Letter: Freedom ring
I dropped off my ballot at the mailbox recently, and felt a moment of pride to be an American. There are plenty of so-called “democracies” that send government troops to polling places to intimidate, beat, or even maim opposition voters.
Here, we can disagree about almost everything, but still respect the opinions of our fellow citizens, and the peace and stability of the nation as a whole. If we cannot negotiate our differences, we can resolve them in free elections.
The Declaration of Independence was signed on July 4, 1776. It took 12 more years to construct the blueprint for our new country – the Constitution – and another six months to complete the Bill of Rights (the first 10 amendments to the Constitution) that were designed to protect individual citizens from the abuse of power by the government.

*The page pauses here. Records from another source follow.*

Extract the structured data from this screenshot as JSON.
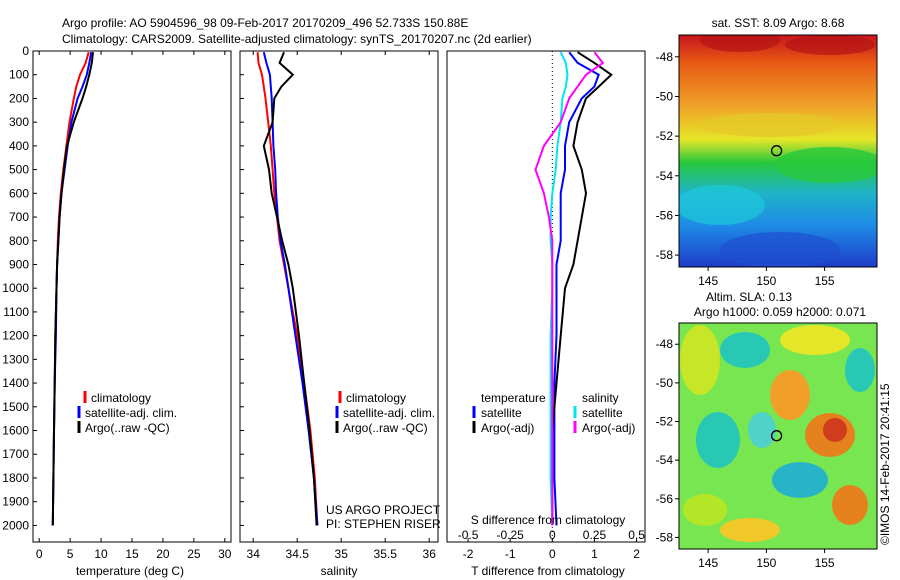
{
  "header": {
    "title_line1": "Argo profile: AO 5904596_98 09-Feb-2017 20170209_496 52.733S 150.88E",
    "title_line2": "Climatology: CARS2009. Satellite-adjusted climatology: synTS_20170207.nc (2d earlier)"
  },
  "colors": {
    "climatology": "#ff0000",
    "satellite": "#0000ff",
    "argo": "#000000",
    "salinity_satellite": "#00e5ee",
    "salinity_argo": "#ff00ff"
  },
  "panels": {
    "temperature": {
      "xlabel": "temperature (deg C)",
      "legend": [
        "climatology",
        "satellite-adj. clim.",
        "Argo(..raw -QC)"
      ]
    },
    "salinity": {
      "xlabel": "salinity",
      "legend": [
        "climatology",
        "satellite-adj. clim.",
        "Argo(..raw -QC)"
      ],
      "credit_line1": "US ARGO PROJECT",
      "credit_line2": "PI: STEPHEN RISER"
    },
    "difference": {
      "xlabel_top": "S difference from climatology",
      "xlabel_bottom": "T difference from climatology",
      "legend_col1_title": "temperature",
      "legend_col1": [
        "satellite",
        "Argo(-adj)"
      ],
      "legend_col2_title": "salinity",
      "legend_col2": [
        "satellite",
        "Argo(-adj)"
      ]
    },
    "sst_map": {
      "title": "sat. SST: 8.09 Argo: 8.68",
      "yticks": [
        "-48",
        "-50",
        "-52",
        "-54",
        "-56",
        "-58"
      ],
      "xticks": [
        "145",
        "150",
        "155"
      ]
    },
    "sla_map": {
      "title_line1": "Altim. SLA: 0.13",
      "title_line2": "Argo h1000: 0.059 h2000: 0.071",
      "yticks": [
        "-48",
        "-50",
        "-52",
        "-54",
        "-56",
        "-58"
      ],
      "xticks": [
        "145",
        "150",
        "155"
      ],
      "stamp": "©IMOS 14-Feb-2017 20:41:15"
    }
  },
  "chart_data": [
    {
      "type": "line",
      "panel": "temperature",
      "xlabel": "temperature (deg C)",
      "ylabel": "",
      "xlim": [
        -1,
        31
      ],
      "ylim": [
        2070,
        0
      ],
      "xticks": [
        0,
        5,
        10,
        15,
        20,
        25,
        30
      ],
      "yticks": [
        0,
        100,
        200,
        300,
        400,
        500,
        600,
        700,
        800,
        900,
        1000,
        1100,
        1200,
        1300,
        1400,
        1500,
        1600,
        1700,
        1800,
        1900,
        2000
      ],
      "depth": [
        5,
        50,
        100,
        150,
        200,
        300,
        400,
        500,
        600,
        700,
        800,
        900,
        1000,
        1200,
        1400,
        1600,
        1800,
        2000
      ],
      "series": [
        {
          "name": "climatology",
          "values": [
            8.0,
            7.5,
            6.6,
            6.0,
            5.6,
            4.9,
            4.4,
            3.9,
            3.5,
            3.2,
            3.0,
            2.9,
            2.8,
            2.6,
            2.5,
            2.4,
            2.3,
            2.2
          ]
        },
        {
          "name": "satellite-adj. clim.",
          "values": [
            8.4,
            8.1,
            7.7,
            7.0,
            6.2,
            5.2,
            4.6,
            4.1,
            3.6,
            3.3,
            3.1,
            2.9,
            2.8,
            2.7,
            2.5,
            2.4,
            2.3,
            2.2
          ]
        },
        {
          "name": "Argo(..raw -QC)",
          "values": [
            8.7,
            8.5,
            8.1,
            7.6,
            7.0,
            5.6,
            4.5,
            4.0,
            3.6,
            3.3,
            3.1,
            2.9,
            2.8,
            2.6,
            2.5,
            2.4,
            2.3,
            2.2
          ]
        }
      ]
    },
    {
      "type": "line",
      "panel": "salinity",
      "xlabel": "salinity",
      "xlim": [
        33.85,
        36.1
      ],
      "ylim": [
        2070,
        0
      ],
      "xticks": [
        34,
        34.5,
        35,
        35.5,
        36
      ],
      "depth": [
        5,
        50,
        100,
        150,
        200,
        300,
        400,
        500,
        600,
        700,
        800,
        900,
        1000,
        1200,
        1400,
        1600,
        1800,
        2000
      ],
      "series": [
        {
          "name": "climatology",
          "values": [
            34.05,
            34.06,
            34.1,
            34.12,
            34.14,
            34.17,
            34.2,
            34.22,
            34.24,
            34.27,
            34.3,
            34.35,
            34.4,
            34.5,
            34.58,
            34.65,
            34.7,
            34.73
          ]
        },
        {
          "name": "satellite-adj. clim.",
          "values": [
            34.12,
            34.15,
            34.19,
            34.2,
            34.21,
            34.22,
            34.23,
            34.25,
            34.26,
            34.28,
            34.31,
            34.36,
            34.4,
            34.48,
            34.56,
            34.63,
            34.69,
            34.73
          ]
        },
        {
          "name": "Argo(..raw -QC)",
          "values": [
            34.35,
            34.3,
            34.45,
            34.32,
            34.24,
            34.22,
            34.12,
            34.18,
            34.21,
            34.27,
            34.33,
            34.4,
            34.45,
            34.52,
            34.58,
            34.64,
            34.69,
            34.72
          ]
        }
      ]
    },
    {
      "type": "line",
      "panel": "difference",
      "xlabel": "T difference from climatology",
      "x2label": "S difference from climatology",
      "xlim": [
        -2.5,
        2.2
      ],
      "x2lim": [
        -0.625,
        0.55
      ],
      "ylim": [
        2070,
        0
      ],
      "xticks": [
        -2,
        -1,
        0,
        1,
        2
      ],
      "x2ticks": [
        -0.5,
        -0.25,
        0,
        0.25,
        0.5
      ],
      "depth": [
        5,
        50,
        100,
        150,
        200,
        300,
        400,
        500,
        600,
        700,
        800,
        900,
        1000,
        1200,
        1400,
        1600,
        1800,
        2000
      ],
      "series": [
        {
          "name": "temperature satellite",
          "axis": "T",
          "values": [
            0.4,
            0.6,
            1.1,
            1.0,
            0.7,
            0.4,
            0.3,
            0.3,
            0.2,
            0.2,
            0.2,
            0.1,
            0.1,
            0.1,
            0.05,
            0.05,
            0.05,
            0.1
          ]
        },
        {
          "name": "temperature Argo(-adj)",
          "axis": "T",
          "values": [
            0.6,
            1.0,
            1.4,
            1.1,
            0.8,
            0.6,
            0.5,
            0.7,
            0.8,
            0.7,
            0.6,
            0.5,
            0.3,
            0.2,
            0.1,
            0.0,
            0.0,
            0.0
          ]
        },
        {
          "name": "salinity satellite",
          "axis": "S",
          "values": [
            0.05,
            0.08,
            0.09,
            0.08,
            0.06,
            0.05,
            0.03,
            0.02,
            0.0,
            -0.01,
            -0.01,
            0.0,
            0.0,
            -0.01,
            -0.01,
            -0.01,
            -0.01,
            0.0
          ]
        },
        {
          "name": "salinity Argo(-adj)",
          "axis": "S",
          "values": [
            0.25,
            0.3,
            0.2,
            0.15,
            0.1,
            0.05,
            -0.05,
            -0.1,
            -0.05,
            -0.02,
            0.0,
            0.0,
            0.0,
            0.0,
            0.0,
            0.0,
            0.0,
            0.0
          ]
        }
      ]
    },
    {
      "type": "heatmap",
      "panel": "sst_map",
      "title": "sat. SST: 8.09 Argo: 8.68",
      "xlim": [
        142.5,
        159.5
      ],
      "ylim": [
        -58.6,
        -46.9
      ],
      "xticks": [
        145,
        150,
        155
      ],
      "yticks": [
        -48,
        -50,
        -52,
        -54,
        -56,
        -58
      ],
      "marker": {
        "lon": 150.88,
        "lat": -52.733
      }
    },
    {
      "type": "heatmap",
      "panel": "sla_map",
      "title": "Altim. SLA: 0.13",
      "xlim": [
        142.5,
        159.5
      ],
      "ylim": [
        -58.6,
        -46.9
      ],
      "xticks": [
        145,
        150,
        155
      ],
      "yticks": [
        -48,
        -50,
        -52,
        -54,
        -56,
        -58
      ],
      "marker": {
        "lon": 150.88,
        "lat": -52.733
      }
    }
  ]
}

Before freedom of speech, before trial by jury, before the right to bear arms – before anything else – the first words of the First Amendment gave us the right to freedom of religion. Why was this gift so important?
Our founding fathers, who were well-educated, politically astute, and very aware of history, wanted to protect us from religious wars, civil strife, crusades, inquisitions, the persecution of heretics, and the criminal prosecution and violent punishment of “sins” (as they may be defined by any particular religious group).
We ourselves have seen a relatively moderate Islam radicalized by the Ayatollah Khomeini, the Taliban, and IS, leading millions of devout followers who believe they are doing God’s work. The resulting devastation and suffering may never end.
We are now facing some monumentally important choices in our upcoming elections. Do we want an American Inquisition, led by a fundamentalist President, supported by a fundamentalist Congress and tolerated by Supreme Court happy to turn a blind eye? Or does the word “freedom” still ring? Vote carefully.